Concerns that this situation might take a toll on women and children who are living with abusive family members have been expressed by many, including the Council of Europe Secretary General Marija Pejčinović Burić. Reports from member countries in the past few weeks already have shown that women and children are now at greater risk of abuse within their own homes, said Pejčinović Burić in response to questions from German Press Agency (DPA) on 27 March 2020.
As more and more countries are reporting a rise in police interventions for domestic violence but much lower calls made to helplines, the risk for women isolated at home with their abusers is in fact materializing. In a statement issued early on into the COVID-19 lockdown, Marceline Naudi, President of the Council of Europe Group of Experts of Violence against Women and Domestic Violence (GREVIO) reminded states parties to uphold the standards of the Council of Europe Convention on Prevention and Combating Violence against Women - Istanbul Convention even in times of a pandemic. GREVIO “calls on all Parties to do their utmost to ensure continuity in service provision and to keep offering support and protection to women and girls at risk of violence, with the involvement of all relevant actors: law enforcement agencies, social services, the justice sector, specialist support services and all relevant ministries”.
The Council of Europe is aware that the situation related to COVID-19 can make the work of institutions significantly more difficult, as they too have been partially subjected to social distancing or isolation requirements and that the surge of cases in many countries is putting health and social systems under stress. It is of great importance that relevant authorities and services for victims of violence against women and domestic violence continue to provide adequate services.

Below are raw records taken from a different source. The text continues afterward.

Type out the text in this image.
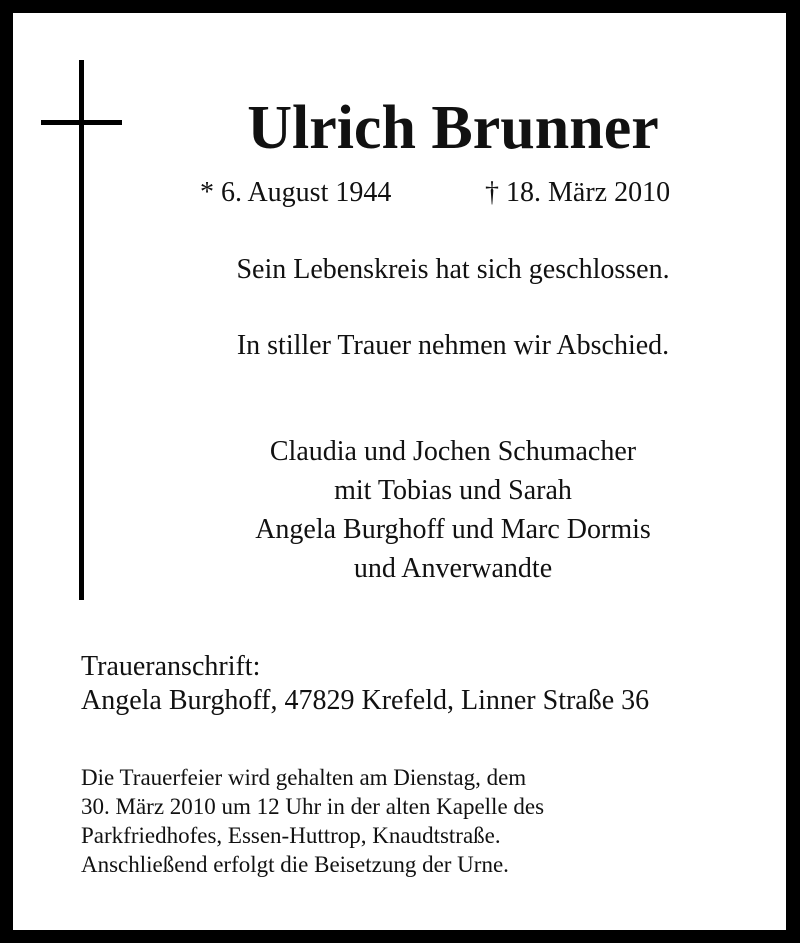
Ulrich Brunner
* 6. August 1944	† 18. März 2010
Sein Lebenskreis hat sich geschlossen.
In stiller Trauer nehmen wir Abschied.
Claudia und Jochen Schumacher
mit Tobias und Sarah
Angela Burghoff und Marc Dormis
und Anverwandte
Traueranschrift:
Angela Burghoff, 47829 Krefeld, Linner Straße 36
Die Trauerfeier wird gehalten am Dienstag, dem
30. März 2010 um 12 Uhr in der alten Kapelle des
Parkfriedhofes, Essen-Huttrop, Knaudtstraße.
Anschließend erfolgt die Beisetzung der Urne.
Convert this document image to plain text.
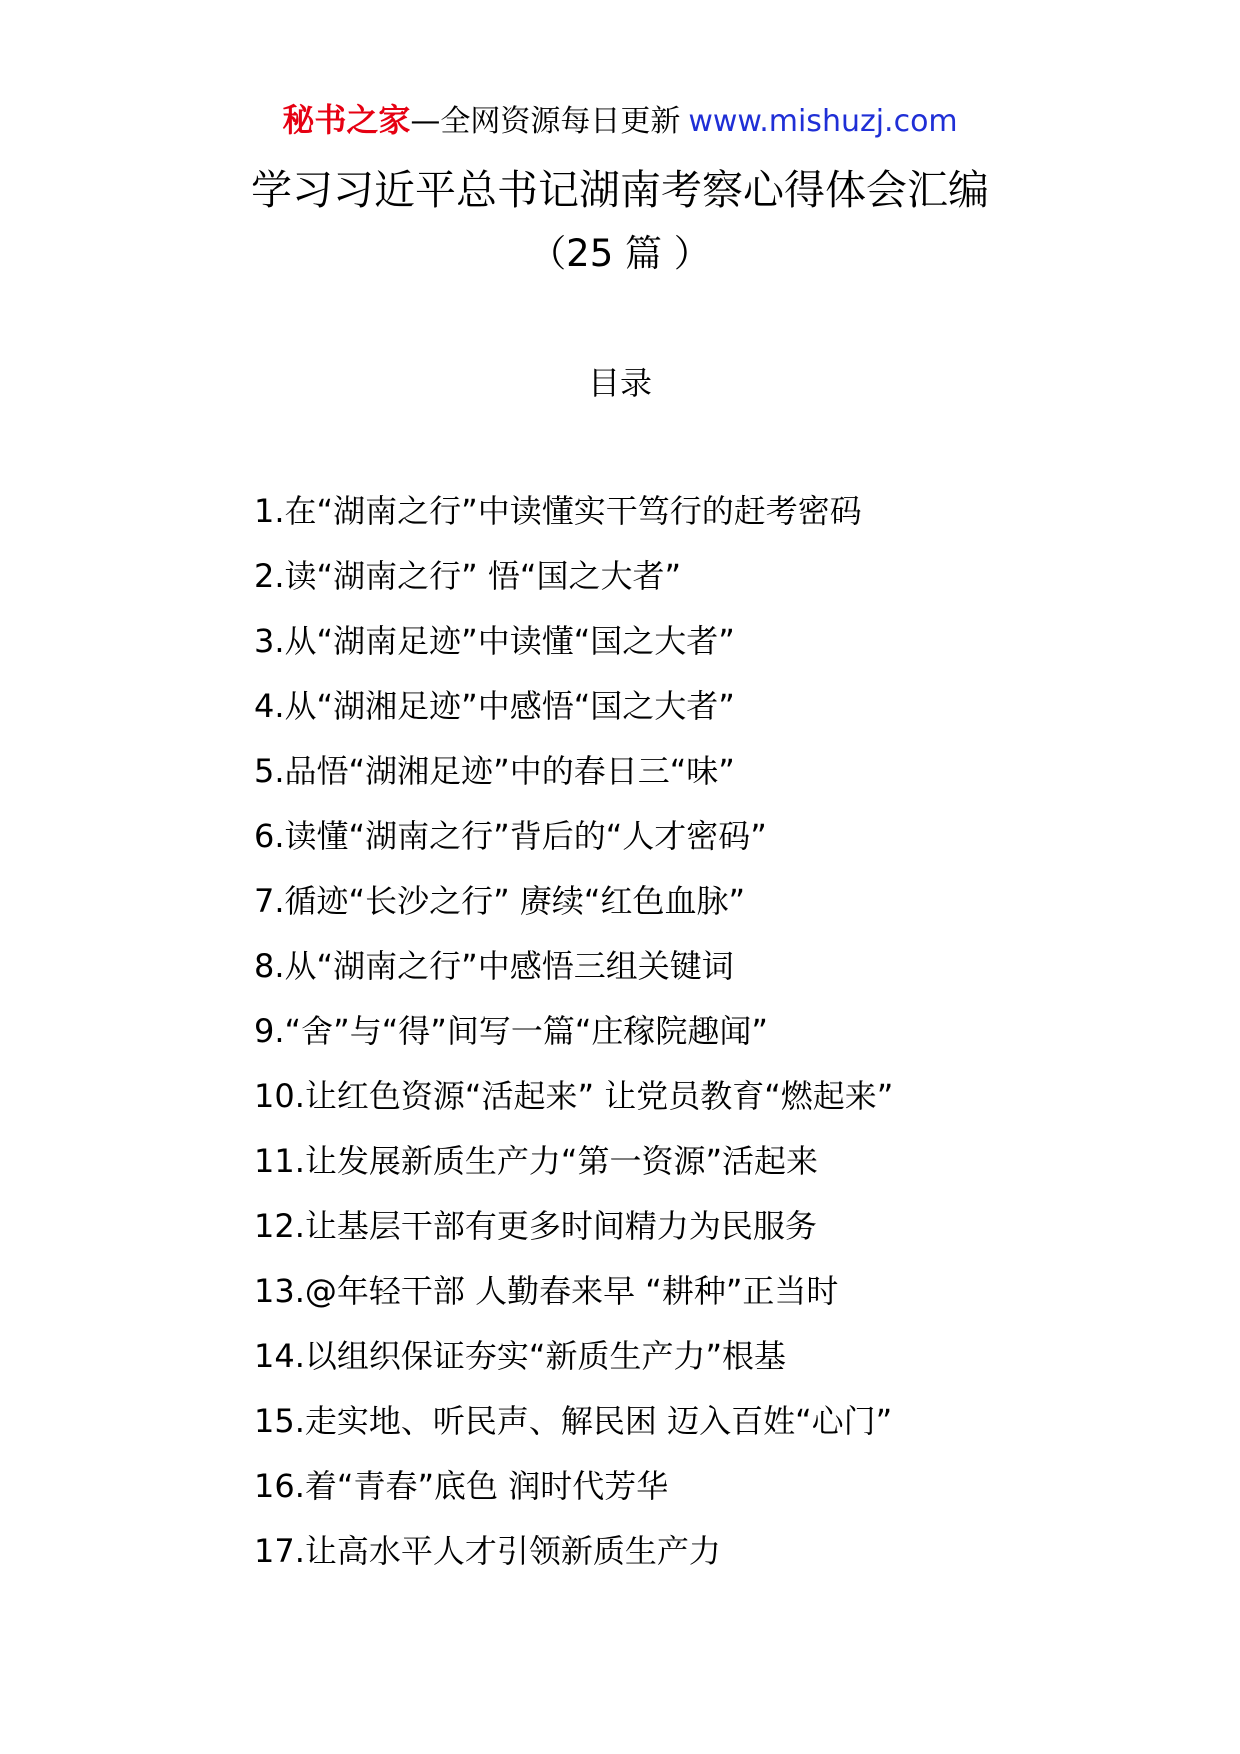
秘书之家—全网资源每日更新 www.mishuzj.com
学习习近平总书记湖南考察心得体会汇编
（25 篇 ）
目录
1.在“湖南之行”中读懂实干笃行的赶考密码
2.读“湖南之行” 悟“国之大者”
3.从“湖南足迹”中读懂“国之大者”
4.从“湖湘足迹”中感悟“国之大者”
5.品悟“湖湘足迹”中的春日三“味”
6.读懂“湖南之行”背后的“人才密码”
7.循迹“长沙之行” 赓续“红色血脉”
8.从“湖南之行”中感悟三组关键词
9.“舍”与“得”间写一篇“庄稼院趣闻”
10.让红色资源“活起来” 让党员教育“燃起来”
11.让发展新质生产力“第一资源”活起来
12.让基层干部有更多时间精力为民服务
13.@年轻干部 人勤春来早 “耕种”正当时
14.以组织保证夯实“新质生产力”根基
15.走实地、听民声、解民困 迈入百姓“心门”
16.着“青春”底色 润时代芳华
17.让高水平人才引领新质生产力
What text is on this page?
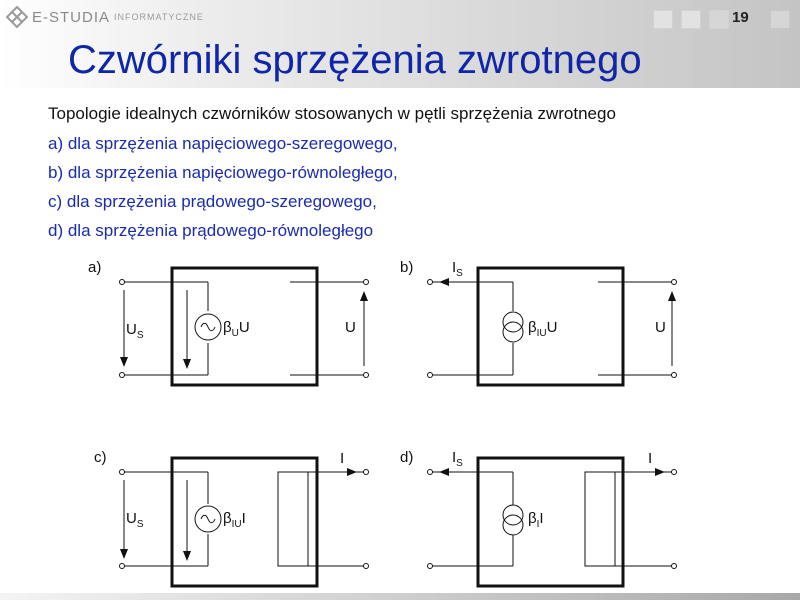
E-STUDIA INFORMATYCZNE	19
Czwórniki sprzężenia zwrotnego
Topologie idealnych czwórników stosowanych w pętli sprzężenia zwrotnego
a) dla sprzężenia napięciowego-szeregowego,
b) dla sprzężenia napięciowego-równoległego,
c) dla sprzężenia prądowego-szeregowego,
d) dla sprzężenia prądowego-równoległego
a)
$U_S$	$\beta_UU$	U
b)	$I_S$
$\beta_{IU}U$	U
c)
$U_S$	$\beta_{IU}I$
I	d)	$I_S$
$\beta_II$
I
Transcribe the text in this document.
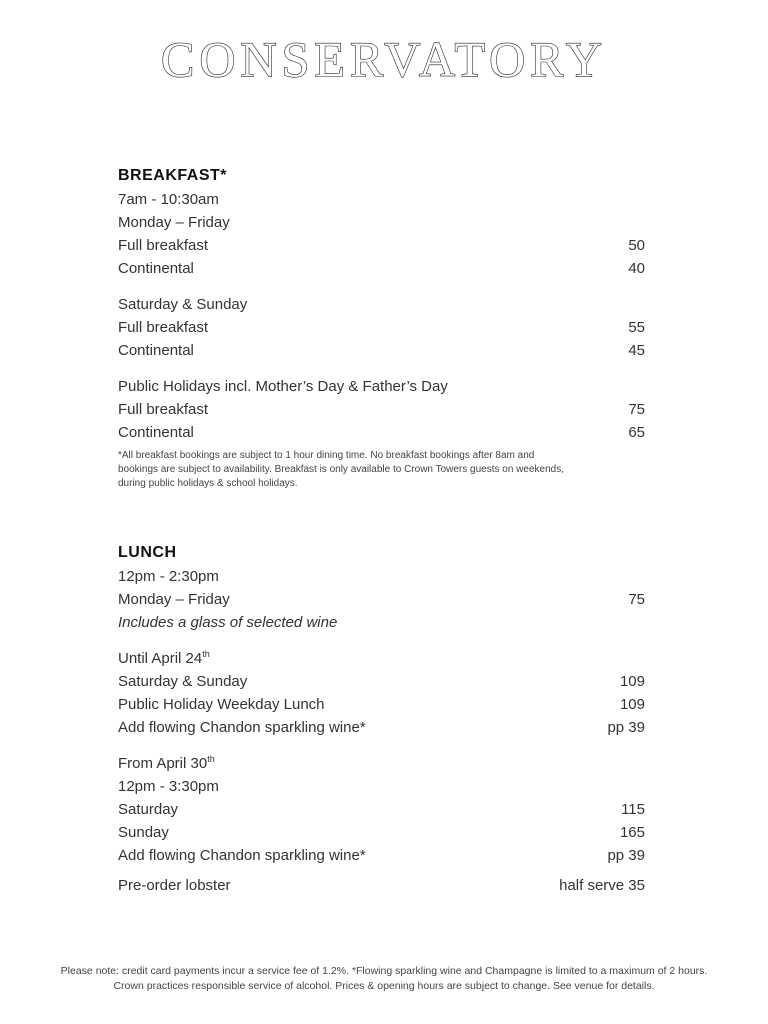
CONSERVATORY
BREAKFAST*
7am - 10:30am
Monday – Friday
Full breakfast	50
Continental	40
Saturday & Sunday
Full breakfast	55
Continental	45
Public Holidays incl. Mother’s Day & Father’s Day
Full breakfast	75
Continental	65
*All breakfast bookings are subject to 1 hour dining time. No breakfast bookings after 8am and bookings are subject to availability. Breakfast is only available to Crown Towers guests on weekends, during public holidays & school holidays.
LUNCH
12pm - 2:30pm
Monday – Friday	75
Includes a glass of selected wine
Until April 24th
Saturday & Sunday	109
Public Holiday Weekday Lunch	109
Add flowing Chandon sparkling wine*	pp 39
From April 30th
12pm - 3:30pm
Saturday	115
Sunday	165
Add flowing Chandon sparkling wine*	pp 39
Pre-order lobster	half serve 35
Please note: credit card payments incur a service fee of 1.2%. *Flowing sparkling wine and Champagne is limited to a maximum of 2 hours.
Crown practices responsible service of alcohol. Prices & opening hours are subject to change. See venue for details.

The alertness of support services should be even greater than in normal situations, given that aggravating circumstances exist where victims may find it even more difficult to seek help.
The Council of Europe encourages all authorities to rise to the challenge that the pandemic presents to those at risk of any form of violence against women and domestic violence and to find innovative solutions to ensure their safety and ultimately the enjoyment of their human rights.